É, no mínimo, curioso que as ditas Big Techs, empresas calcadas em modelos de negócio baseados em tecnologia, aleguem a própria “falta de tecnologia” para identificar as obras utilizadas no processo de mineração de dados, inviabilizando o respeito aos direitos morais e patrimoniais dos autores e/ou titulares.
Permanecendo sem a adequada regulamentação, testemunharemos o fenômeno da “commoditização” das criações artísticas, com todas as suas consequências perniciosas, como a desvalorização econômica do que não é mais “único”, “exclusivo”, “escasso” ou “raro”, além da pasteurização da produção artística, aniquilando a rica diversidade cultural mundial.
Artur Paiva é advogado, pesquisador, professor universitário, pianista, compositor e produtor musical, mestre em Direito Constitucional, membro do Instituto Brasileiro de Direitos Culturais, membro do Grupo de Estudos e Pesquisas em Direitos Culturais da Universidade de Fortaleza, presidente da Comissão de Direitos Culturais da Ordem dos Advogados do Brasil, Seccional do Ceará, Subseção Sobral. Autor do livro “Patrimônio Cultural Imaterial: guerra entre Poderes e desproteção”. Sócio-fundador do escritório Paiva & Osterno — Advocacia.
A commoditização das criações artísticas pela Inteligência Artificial tem sido um tema cada vez mais relevante nos dias de hoje. Como servidor público há mais de 16 anos, percebo que a tecnologia está revolucionando a forma como produzimos e consumimos arte.

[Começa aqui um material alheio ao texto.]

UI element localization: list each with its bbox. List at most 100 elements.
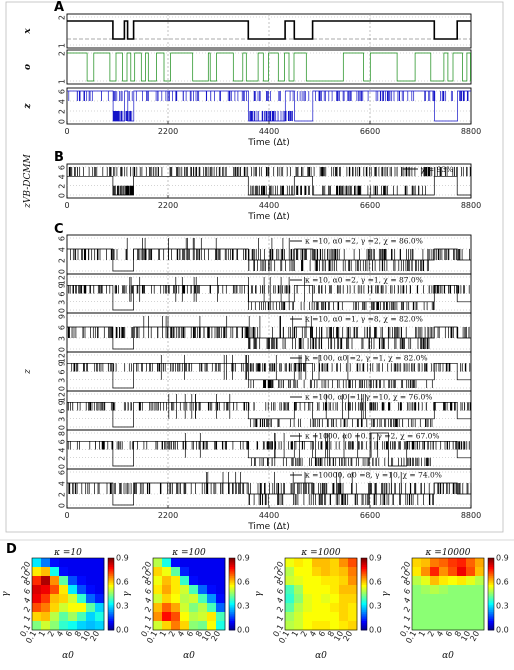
panel-c-row-5-ytick-3: 2 xyxy=(58,456,67,461)
heatmap-1-xtick-6: 10 xyxy=(200,630,213,643)
heatmap-1-colorbar-seg-37 xyxy=(229,624,235,627)
heatmap-2-ytick-3: 4 xyxy=(275,596,285,605)
heatmap-3-colorbar-seg-8 xyxy=(488,572,494,575)
heatmap-0-ylabel: γ xyxy=(1,591,11,597)
panel-c-row-5-ytick-0: 8 xyxy=(58,431,67,436)
heatmap-0-colorbar-seg-34 xyxy=(108,619,114,622)
heatmap-2-cell-4-7 xyxy=(348,594,358,604)
heatmap-0-cell-0-4 xyxy=(68,558,78,568)
heatmap-3-ytick-6: 10 xyxy=(400,569,413,582)
heatmap-2-colorbar-tick-3: 0.0 xyxy=(369,626,382,635)
heatmap-2-colorbar-seg-25 xyxy=(361,603,367,606)
heatmap-2-colorbar-seg-16 xyxy=(361,586,367,589)
heatmap-3-cell-1-3 xyxy=(439,567,449,577)
heatmap-3-colorbar-seg-15 xyxy=(488,585,494,588)
heatmap-2-xtick-7: 20 xyxy=(341,630,354,643)
heatmap-2-colorbar-seg-31 xyxy=(361,613,367,616)
heatmap-3-ytick-5: 8 xyxy=(402,578,412,587)
heatmap-1-cell-5-1 xyxy=(162,603,172,613)
panel-b-ytick-1: 4 xyxy=(58,174,67,179)
heatmap-0-colorbar-seg-33 xyxy=(108,617,114,620)
panel-c-row-4-ytick-0: 12 xyxy=(58,392,67,402)
panel-a-z-series-line xyxy=(67,90,471,122)
heatmap-1-xtick-7: 20 xyxy=(209,630,222,643)
heatmap-2-cell-0-6 xyxy=(339,558,349,568)
heatmap-0-cell-3-0 xyxy=(32,585,42,595)
panel-c-ylabel: z xyxy=(23,369,33,375)
heatmap-0-cell-7-7 xyxy=(95,621,105,631)
heatmap-1-cell-5-3 xyxy=(180,603,190,613)
heatmap-0-colorbar-seg-30 xyxy=(108,612,114,615)
heatmap-1-colorbar-seg-4 xyxy=(229,565,235,568)
heatmap-1-colorbar-seg-36 xyxy=(229,622,235,625)
heatmap-1-cell-5-2 xyxy=(171,603,181,613)
heatmap-0-colorbar-seg-14 xyxy=(108,583,114,586)
heatmap-3-colorbar-seg-17 xyxy=(488,588,494,591)
panel-c-row-0-ytick-0: 6 xyxy=(58,236,67,241)
heatmap-1-ytick-2: 2 xyxy=(143,605,153,614)
heatmap-3-cell-2-6 xyxy=(466,576,476,586)
heatmap-3-cell-2-3 xyxy=(439,576,449,586)
panel-b-ylabel: zVB-DCMM xyxy=(23,153,33,208)
heatmap-2-cell-3-0 xyxy=(285,585,295,595)
heatmap-2-ytick-1: 1 xyxy=(275,614,285,623)
heatmap-2-colorbar-seg-24 xyxy=(361,601,367,604)
panel-a-xtick-4: 8800 xyxy=(461,127,481,136)
heatmap-2-cell-4-4 xyxy=(321,594,331,604)
heatmap-1-cell-0-2 xyxy=(171,558,181,568)
heatmap-2-colorbar-seg-18 xyxy=(361,590,367,593)
heatmap-2-title: κ =1000 xyxy=(300,548,340,558)
heatmap-0-cell-4-7 xyxy=(95,594,105,604)
panel-c-row-3-legend-text: κ =100, α0 =2, γ =1, χ = 82.0% xyxy=(305,354,428,363)
heatmap-0-cell-0-5 xyxy=(77,558,87,568)
heatmap-0-colorbar-seg-9 xyxy=(108,574,114,577)
heatmap-2-xtick-2: 2 xyxy=(299,630,309,639)
heatmap-0-cell-4-5 xyxy=(77,594,87,604)
heatmap-2-cell-7-6 xyxy=(339,621,349,631)
heatmap-3-colorbar-seg-7 xyxy=(488,570,494,573)
heatmap-1-cell-3-1 xyxy=(162,585,172,595)
heatmap-2-cell-2-5 xyxy=(330,576,340,586)
heatmap-3-colorbar-seg-6 xyxy=(488,568,494,571)
heatmap-1-cell-2-6 xyxy=(207,576,217,586)
heatmap-1-cell-4-4 xyxy=(189,594,199,604)
heatmap-2-xtick-6: 10 xyxy=(332,630,345,643)
heatmap-3-cell-1-6 xyxy=(466,567,476,577)
heatmap-3-cell-7-4 xyxy=(448,621,458,631)
heatmap-3-cell-4-2 xyxy=(430,594,440,604)
heatmap-1-colorbar-seg-32 xyxy=(229,615,235,618)
heatmap-0-colorbar-seg-7 xyxy=(108,570,114,573)
heatmap-2-colorbar-seg-30 xyxy=(361,612,367,615)
heatmap-0-colorbar-seg-18 xyxy=(108,590,114,593)
heatmap-0-cell-3-5 xyxy=(77,585,87,595)
heatmap-2-cell-5-6 xyxy=(339,603,349,613)
heatmap-2-cell-7-2 xyxy=(303,621,313,631)
heatmap-1-cell-1-6 xyxy=(207,567,217,577)
heatmap-3-cell-6-6 xyxy=(466,612,476,622)
panel-c-xtick-2: 4400 xyxy=(259,511,279,520)
heatmap-1-cell-7-6 xyxy=(207,621,217,631)
heatmap-1-colorbar-seg-35 xyxy=(229,621,235,624)
heatmap-1-cell-2-1 xyxy=(162,576,172,586)
heatmap-0-cell-5-3 xyxy=(59,603,69,613)
heatmap-2-colorbar-seg-12 xyxy=(361,579,367,582)
heatmap-2-cell-0-7 xyxy=(348,558,358,568)
heatmap-1-colorbar-seg-20 xyxy=(229,594,235,597)
panel-c-row-2-ytick-2: 3 xyxy=(58,336,67,341)
heatmap-3-cell-6-5 xyxy=(457,612,467,622)
heatmap-2-cell-6-7 xyxy=(348,612,358,622)
heatmap-1-ytick-5: 8 xyxy=(143,578,153,587)
heatmap-2-colorbar-seg-27 xyxy=(361,606,367,609)
panel-c-row-4-ytick-1: 9 xyxy=(58,400,67,405)
heatmap-1-xtick-4: 6 xyxy=(185,630,195,639)
heatmap-2-cell-4-2 xyxy=(303,594,313,604)
heatmap-1-colorbar-seg-21 xyxy=(229,595,235,598)
heatmap-1-cell-6-5 xyxy=(198,612,208,622)
panel-c-row-5-ytick-1: 6 xyxy=(58,439,67,444)
heatmap-0-cell-3-4 xyxy=(68,585,78,595)
heatmap-2-cell-4-5 xyxy=(330,594,340,604)
heatmap-0-colorbar-seg-17 xyxy=(108,588,114,591)
heatmap-1-colorbar-tick-1: 0.6 xyxy=(237,578,250,587)
heatmap-0-cell-0-2 xyxy=(50,558,60,568)
panel-c-row-4-legend-text: κ =100, α0 =1, γ =10, χ = 76.0% xyxy=(305,393,432,402)
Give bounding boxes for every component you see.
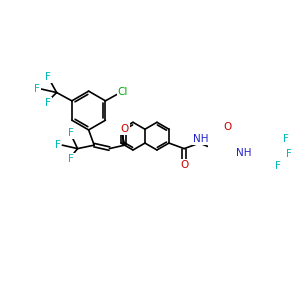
Text: F: F xyxy=(286,149,292,159)
Text: F: F xyxy=(68,128,74,138)
Text: O: O xyxy=(121,124,129,134)
Text: F: F xyxy=(275,161,281,171)
Text: F: F xyxy=(45,72,51,82)
Text: NH: NH xyxy=(193,134,208,144)
Text: O: O xyxy=(223,122,231,132)
Text: F: F xyxy=(55,140,60,150)
Text: F: F xyxy=(34,84,40,94)
Text: O: O xyxy=(180,160,188,170)
Text: Cl: Cl xyxy=(118,87,128,97)
Text: F: F xyxy=(68,154,74,164)
Text: F: F xyxy=(283,134,289,144)
Text: NH: NH xyxy=(236,148,251,158)
Text: F: F xyxy=(45,98,51,108)
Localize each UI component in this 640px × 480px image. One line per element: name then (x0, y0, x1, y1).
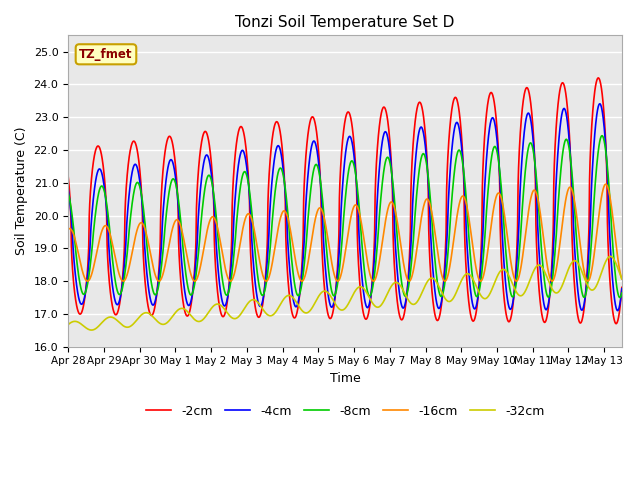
-8cm (348, 158, 356, 164)
Text: TZ_fmet: TZ_fmet (79, 48, 132, 61)
-16cm (97, 231, 105, 237)
-8cm (618, 290, 626, 296)
-4cm (97, 167, 104, 173)
-32cm (97, 321, 105, 326)
Y-axis label: Soil Temperature (C): Soil Temperature (C) (15, 127, 28, 255)
-2cm (348, 123, 356, 129)
-2cm (618, 285, 626, 290)
-8cm (411, 215, 419, 221)
-32cm (618, 276, 626, 282)
-2cm (428, 286, 436, 291)
-32cm (348, 293, 356, 299)
-4cm (533, 193, 541, 199)
-8cm (97, 184, 104, 190)
X-axis label: Time: Time (330, 372, 360, 385)
-32cm (412, 301, 419, 307)
-32cm (599, 266, 607, 272)
-16cm (64, 227, 72, 232)
-32cm (533, 263, 541, 269)
-4cm (348, 139, 356, 145)
-4cm (618, 286, 626, 292)
-4cm (64, 185, 72, 191)
-16cm (599, 188, 607, 194)
-2cm (599, 96, 607, 102)
-4cm (599, 111, 607, 117)
-32cm (428, 275, 436, 281)
-32cm (607, 253, 614, 259)
-16cm (602, 181, 609, 187)
-8cm (64, 190, 72, 196)
-32cm (88, 327, 95, 333)
-2cm (411, 121, 419, 127)
Legend: -2cm, -4cm, -8cm, -16cm, -32cm: -2cm, -4cm, -8cm, -16cm, -32cm (141, 400, 549, 423)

A Inteligência Artificial tem o potencial de democratizar o acesso à arte, tornando-a mais acessível e diversificada para um público mais amplo. No entanto, também levanta questões éticas sobre a originalidade e autenticidade das criações artísticas geradas por máquinas.
É importante refletirmos sobre como podemos utilizar a Inteligência Artificial de forma ética e responsável, garantindo que as criações artísticas continuem a refletir a diversidade e complexidade da experiência humana.
A integração da tecnologia com a arte pode trazer benefícios significativos para a sociedade, permitindo novas formas de expressão e colaboração. Cabe a cada um de nós explorar as possibilidades oferecidas pela Inteligência Artificial e considerar como podemos utilizá-la para enriquecer nossas vidas e melhorar nossa sociedade. Afinal, qual será o impacto dessa tendência na forma como criamos e apreciamos arte? A resposta é sua para decidir.